Впрочем, вопрос был риторическим. Ефим Аркадьевич прекрасно знал, что он здесь делал: то же самое, что и остальные обитатели этого весьма специфического места.
Он торговал картинами.
Вокруг него стояли еще десятки, если не сотни людей – и все они тоже торговали картинами. «Аллея Живописцев» – так это называлось, в отличие от гораздо большего пространства, занятого продавцами «антиквариата», – находилась на самом верху довольно большой горы, и картины там были везде: на дощатых плоских стендах, на стенах крошечных, тоже деревянных, павильончиков, наконец, просто на тощем снегу, подпертые сзади палочками.
Здесь дружно ненавидели ветер, потому что после каждого особо сильного порыва произведения изобразительного искусства дружно падали лицом вниз, сопровождаемые грохотом повреждаемых рам и стонами хозяев.
Подумав о ветре, Береславский подозрительно посмотрел на самое уязвимое место своей торговой точки. Мольберт стоял, опираясь на все три ноги и примотанный к доскам стенда веревками: отдельно снизу и сверху. Сама картина, изображавшая лиловые пионы среди буйной июльской зелени, была дополнительно надежно привязана к мольберту. Выглядело все довольно прочно, но Береславский не обольщался: за сегодняшний день мольберт падал дважды, и один раз грохнулись пионы. Правда, рама была разбита еще раньше и, соответственно, снята: холст же, как его натянули на подрамник перед работой, так и сейчас красовался на мольберте, будто автор, художница со смешной фамилией Муха, только-только закончила свой труд.
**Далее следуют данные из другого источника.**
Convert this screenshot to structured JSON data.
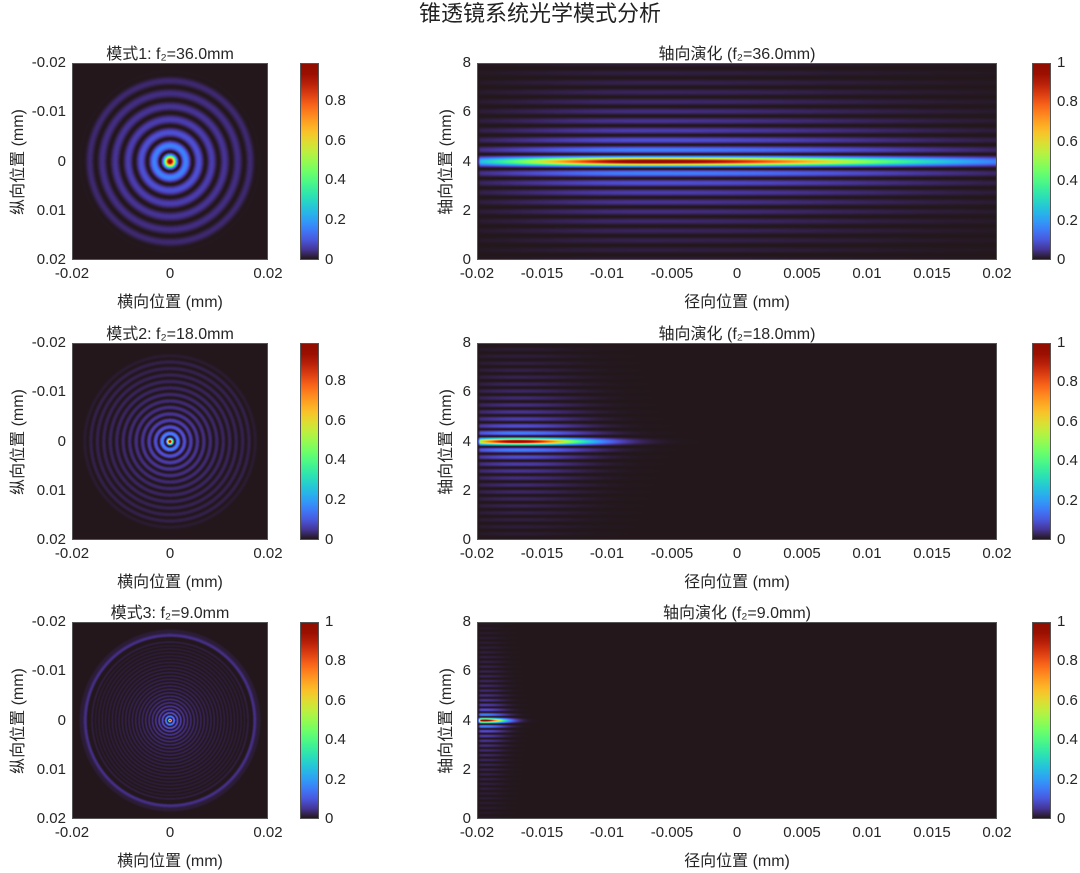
{
  "title": "锥透镜系统光学模式分析",
  "chart_data": [
    {
      "type": "heatmap",
      "title": "模式1: f₂=36.0mm",
      "xlabel": "横向位置 (mm)",
      "ylabel": "纵向位置 (mm)",
      "xlim": [
        -0.02,
        0.02
      ],
      "ylim": [
        0.02,
        -0.02
      ],
      "xticks": [
        "-0.02",
        "0",
        "0.02"
      ],
      "yticks": [
        "-0.02",
        "-0.01",
        "0",
        "0.01",
        "0.02"
      ],
      "cticks": [
        "0",
        "0.2",
        "0.4",
        "0.6",
        "0.8"
      ],
      "clim": [
        0,
        1
      ],
      "kind": "transverse",
      "ring_period_mm": 0.0027,
      "radius_mm": 0.019
    },
    {
      "type": "heatmap",
      "title": "轴向演化 (f₂=36.0mm)",
      "xlabel": "径向位置 (mm)",
      "ylabel": "轴向位置 (mm)",
      "xlim": [
        -0.02,
        0.02
      ],
      "ylim": [
        0,
        8
      ],
      "xticks": [
        "-0.02",
        "-0.015",
        "-0.01",
        "-0.005",
        "0",
        "0.005",
        "0.01",
        "0.015",
        "0.02"
      ],
      "yticks": [
        "8",
        "6",
        "4",
        "2",
        "0"
      ],
      "cticks": [
        "0",
        "0.2",
        "0.4",
        "0.6",
        "0.8",
        "1"
      ],
      "clim": [
        0,
        1
      ],
      "kind": "axial",
      "peak_x_mm": -0.007,
      "peak_z_mm": 4,
      "left_width_mm": 0.011,
      "right_width_mm": 0.02,
      "z_freq": 8
    },
    {
      "type": "heatmap",
      "title": "模式2: f₂=18.0mm",
      "xlabel": "横向位置 (mm)",
      "ylabel": "纵向位置 (mm)",
      "xlim": [
        -0.02,
        0.02
      ],
      "ylim": [
        0.02,
        -0.02
      ],
      "xticks": [
        "-0.02",
        "0",
        "0.02"
      ],
      "yticks": [
        "-0.02",
        "-0.01",
        "0",
        "0.01",
        "0.02"
      ],
      "cticks": [
        "0",
        "0.2",
        "0.4",
        "0.6",
        "0.8"
      ],
      "clim": [
        0,
        1
      ],
      "kind": "transverse",
      "ring_period_mm": 0.00135,
      "radius_mm": 0.019
    },
    {
      "type": "heatmap",
      "title": "轴向演化 (f₂=18.0mm)",
      "xlabel": "径向位置 (mm)",
      "ylabel": "轴向位置 (mm)",
      "xlim": [
        -0.02,
        0.02
      ],
      "ylim": [
        0,
        8
      ],
      "xticks": [
        "-0.02",
        "-0.015",
        "-0.01",
        "-0.005",
        "0",
        "0.005",
        "0.01",
        "0.015",
        "0.02"
      ],
      "yticks": [
        "8",
        "6",
        "4",
        "2",
        "0"
      ],
      "cticks": [
        "0",
        "0.2",
        "0.4",
        "0.6",
        "0.8",
        "1"
      ],
      "clim": [
        0,
        1
      ],
      "kind": "axial",
      "peak_x_mm": -0.017,
      "peak_z_mm": 4,
      "left_width_mm": 0.004,
      "right_width_mm": 0.005,
      "z_freq": 11
    },
    {
      "type": "heatmap",
      "title": "模式3: f₂=9.0mm",
      "xlabel": "横向位置 (mm)",
      "ylabel": "纵向位置 (mm)",
      "xlim": [
        -0.02,
        0.02
      ],
      "ylim": [
        0.02,
        -0.02
      ],
      "xticks": [
        "-0.02",
        "0",
        "0.02"
      ],
      "yticks": [
        "-0.02",
        "-0.01",
        "0",
        "0.01",
        "0.02"
      ],
      "cticks": [
        "0",
        "0.2",
        "0.4",
        "0.6",
        "0.8",
        "1"
      ],
      "clim": [
        0,
        1
      ],
      "kind": "transverse",
      "ring_period_mm": 0.0007,
      "radius_mm": 0.019
    },
    {
      "type": "heatmap",
      "title": "轴向演化 (f₂=9.0mm)",
      "xlabel": "径向位置 (mm)",
      "ylabel": "轴向位置 (mm)",
      "xlim": [
        -0.02,
        0.02
      ],
      "ylim": [
        0,
        8
      ],
      "xticks": [
        "-0.02",
        "-0.015",
        "-0.01",
        "-0.005",
        "0",
        "0.005",
        "0.01",
        "0.015",
        "0.02"
      ],
      "yticks": [
        "8",
        "6",
        "4",
        "2",
        "0"
      ],
      "cticks": [
        "0",
        "0.2",
        "0.4",
        "0.6",
        "0.8",
        "1"
      ],
      "clim": [
        0,
        1
      ],
      "kind": "axial",
      "peak_x_mm": -0.0195,
      "peak_z_mm": 4,
      "left_width_mm": 0.001,
      "right_width_mm": 0.0015,
      "z_freq": 16
    }
  ]
}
Ефим прикрыл глаза, вспоминая, как это было. Стоял настоящий июльский зной, и Береславский, еще не ведавший о сегодняшнем январе, не отказался бы уменьшить жару. Холст стоял на том же мольберте, мольберт – соответственно, на крошечном садовом участке тещи Ефима Аркадьевича. Ну, а уж перед мольбертом стояла Муха, средних лет женщина, внешне ничем не примечательная – видно, по особому соглашению с тем, кого нельзя упоминать всуе, давно променявшая женское начало на творческое.
Вот она закрыла глаза, помолилась (она всегда так поступала перед началом работы) и, плотоядно облизнувшись, в первый раз ударила по полотну кистью с краской.
Муха именно так и писала: не возила кистью и не шмякала, а ударяла. Глаза ее горели, волосы развевались, дорогущие – в масштабах ее доходов – краски стремительно покидали тюбики, переходя на будущий шедевр.
Вскоре кисть показалась художнице недостаточно экспрессивным инструментом, и в ход пошел мастихин – специальная лопаточка, позволяющая класть краски гуще.
Ефим смотрел на раскочегарившуюся Муху, шевелившую, как ему казалось, даже не двумя, а шестью лапками сразу, и мысленно подсчитывал барыши.
О, это был явно чудесный бизнес! Картину, купленную за полторы-две тысячи рублей, можно было продать за десять тысяч! Или даже за двадцать. Или (тут дыхание слегка перехватывало) если не продастся быстро, то потом, когда Муха станет активно продаваться на аукционе «Сотбис», – за все сто тысяч! И, может быть, даже не рублей… Тут алчный Ефим Аркадьевич волевым усилием себя останавливал, соглашаясь для начала продать только что созданный шедевр за первоначально намеченную «десятку».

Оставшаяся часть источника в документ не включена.